Donnez-nous des détails sur les mesures prises pour éviter la maladie au sein de la brigade ?

Premièrement, exiger que des précautions soient prises face à tout type de risque. Nous avons renforcé le soin à l’hygiène personnel, la consommation d’eau minérale, l’utilisation de matériel médical jetable, gants et vêtements sanitaires, plus l’usage de l’eau de javel pour les objets personnels et collectifs. De plus, face à toute suspicion, prescrire une étude clinique pertinente. De même, avant de revenir à Cuba, nous avons observé une période d’observation de plus de 20 jours afin d’éviter toute contagion. Ceci ajouté au contrôle habituel de la frontière dans les aéroports et ports d’embarquement.

Que pouvez-vous dire d’Haïti en 2012 quand vous êtes arrivé à la tête de la première brigade médicale cubaine ?

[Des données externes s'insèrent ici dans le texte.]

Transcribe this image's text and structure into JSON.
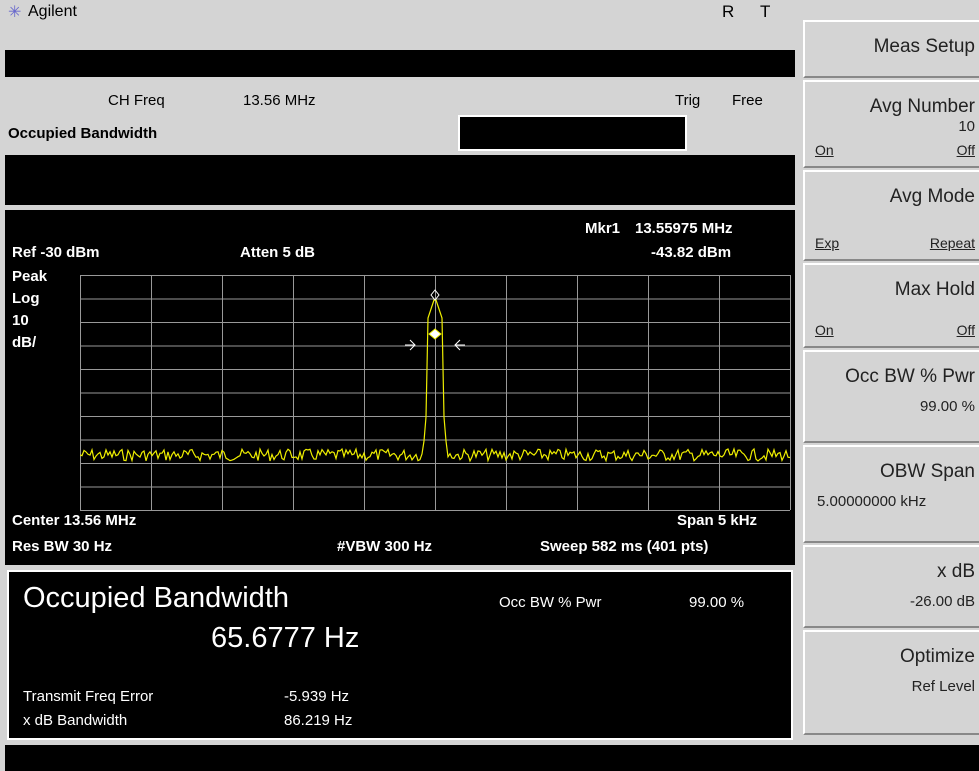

J’ai trouvé un pays changé, avec un meilleur système de santé, une plus grande préoccupation du gouvernement pour apporter une couverture médicale à la population et un réseau d’institutions sanitaires avec une aide internationale. Des mesures ont été prises pour le contrôle épidémiologique. Les routes et les voies d’accès aux villes avaient également été réparées, ce qui permet de transférer plus facilement les patients. Le Venezuela a aidé à la construction d’une vingtaine de centres de diagnostics intégraux, qui prêtent leurs service à la population : Ies hôpitaux communautaires de référence. Plus de 700 coopérants cubains, répartis dans les 7 départements, sont toujours sur place, avec des services dans toutes les spécialités médicales.

Comment s’est organisée la brigade en République dominicaine ?

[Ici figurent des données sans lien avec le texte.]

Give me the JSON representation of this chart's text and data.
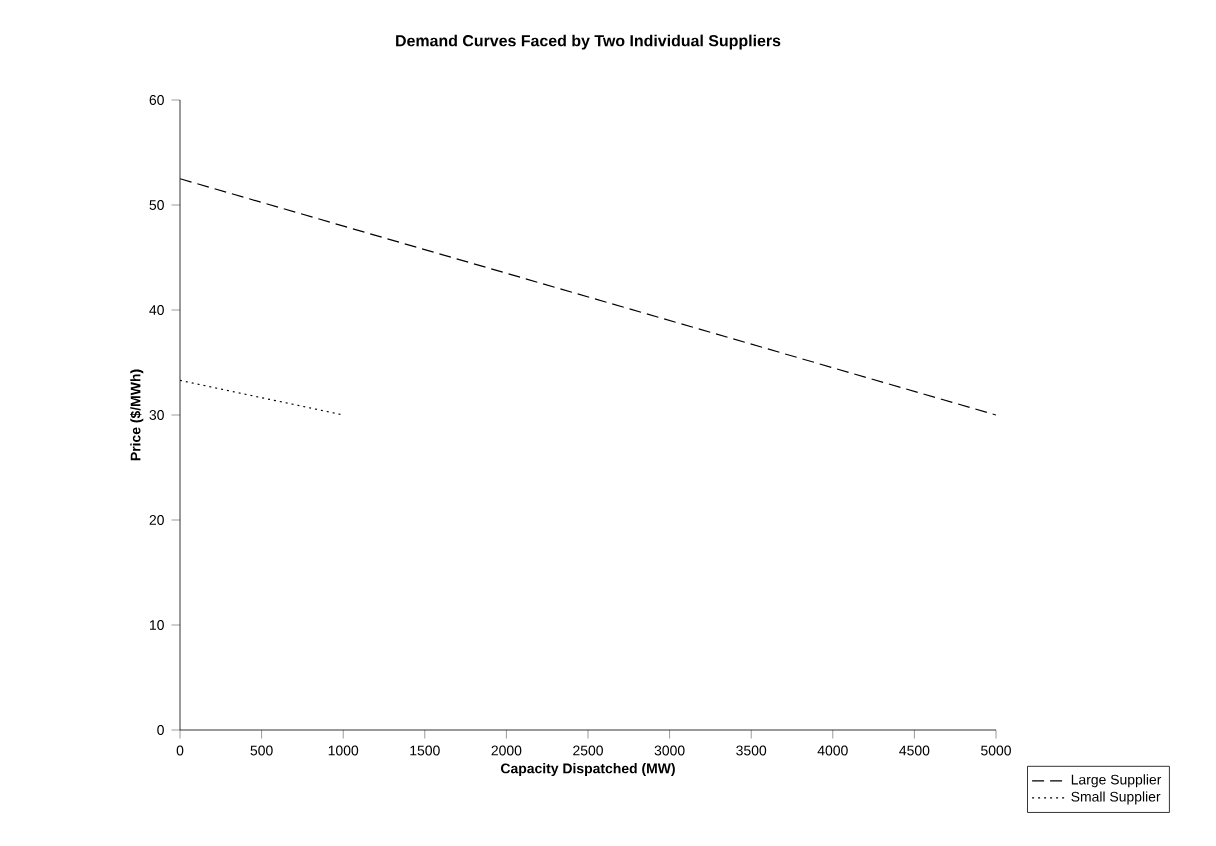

Le cyclone Erika a frappé la République dominicaine en août 2015. Le gouvernement de ce pays a demandé de l’aide à Cuba. En moins de 24 heures, nous avons organisé une brigade de 16 volontaires. Nous sommes partis le 31 au petit matin. À cause des intempéries, nous n’avons pas pu atterrir et nous avons dû nous rendre en Martinique, pour aller ensuite en bateau jusqu’à Roseau, la capitale. Un vice-ministre et le directeur des soins primaires de santé du pays, tous deux diplômés à Cuba, nous ont accueillis. Nous avons été répartis dans 6 régions : Portsmouth, Saint-Joseph, Marigot, la Plaine, Grand Bay et Casle Bruce, en plus de la capitale, où se trouve l’hôpital Princesa Margarita, principale installation sanitaire de ce petit pays. Nous avons rejoint les membres de la brigade cubaine permanente, formée à l’époque de 27 membres avec un travail en commun depuis plusieurs années. Nous sommes revenus le 14 octobre.

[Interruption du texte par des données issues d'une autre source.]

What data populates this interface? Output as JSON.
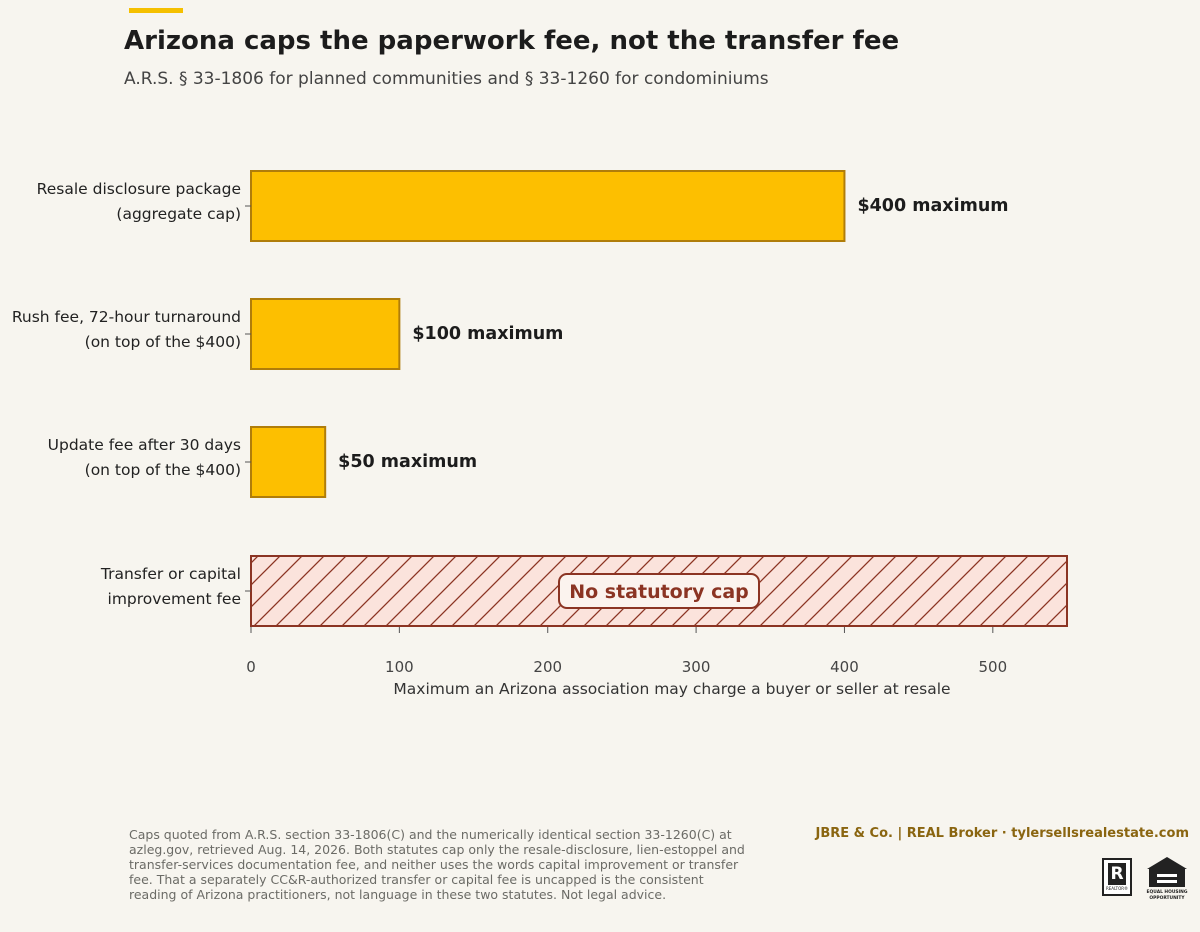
{
  "header": {
    "title": "Arizona caps the paperwork fee, not the transfer fee",
    "subtitle": "A.R.S. § 33-1806 for planned communities and § 33-1260 for condominiums"
  },
  "colors": {
    "accent": "#f5c000",
    "capped_bar_fill": "#fdbf00",
    "capped_bar_stroke": "#b07d0a",
    "uncapped_fill": "#fbe3dc",
    "uncapped_stroke": "#8b3423",
    "background": "#f7f5ef"
  },
  "chart_data": {
    "type": "bar",
    "orientation": "horizontal",
    "categories": [
      [
        "Resale disclosure package",
        "(aggregate cap)"
      ],
      [
        "Rush fee, 72-hour turnaround",
        "(on top of the $400)"
      ],
      [
        "Update fee after 30 days",
        "(on top of the $400)"
      ],
      [
        "Transfer or capital",
        "improvement fee"
      ]
    ],
    "values": [
      400,
      100,
      50,
      null
    ],
    "data_labels": [
      "$400 maximum",
      "$100 maximum",
      "$50 maximum",
      "No statutory cap"
    ],
    "uncapped_index": 3,
    "xlabel": "Maximum an Arizona association may charge a buyer or seller at resale",
    "ylabel": "",
    "xlim": [
      0,
      550
    ],
    "xticks": [
      0,
      100,
      200,
      300,
      400,
      500
    ],
    "grid": false,
    "legend": "none"
  },
  "footer": {
    "footnote": "Caps quoted from A.R.S. section 33-1806(C) and the numerically identical section 33-1260(C) at azleg.gov, retrieved Aug. 14, 2026. Both statutes cap only the resale-disclosure, lien-estoppel and transfer-services documentation fee, and neither uses the words capital improvement or transfer fee. That a separately CC&R-authorized transfer or capital fee is uncapped is the consistent reading of Arizona practitioners, not language in these two statutes. Not legal advice.",
    "brand": "JBRE & Co.  |  REAL Broker   ·   tylersellsrealestate.com",
    "realtor_logo_text": "REALTOR®",
    "eho_logo_text": "EQUAL HOUSING OPPORTUNITY"
  }
}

Qu’apporte professionnellement et personnellement le fait de travailler à l’étranger ?

C’est un moment difficile compte tenu des conditions que nous rencontrons. Je pense aux risques que nous encourons en travaillant dans des lieux touchés par les épidémies, les catastrophes naturelles et les maladies endémiques. De plus, nous ne comptons pas sur l’aide d’un réseau de santé publique national avec des garanties qui puissent nous accompagner dans notre travail solidaire. Mais tout cela nous fait progresser, face aux difficultés, nous permet d’apprendre sur le milieu environnant et nous enrichit en tant que personne. Quand nous rentrons, nous sommes fiers et prêts à offrir davantage dans d’autres pays.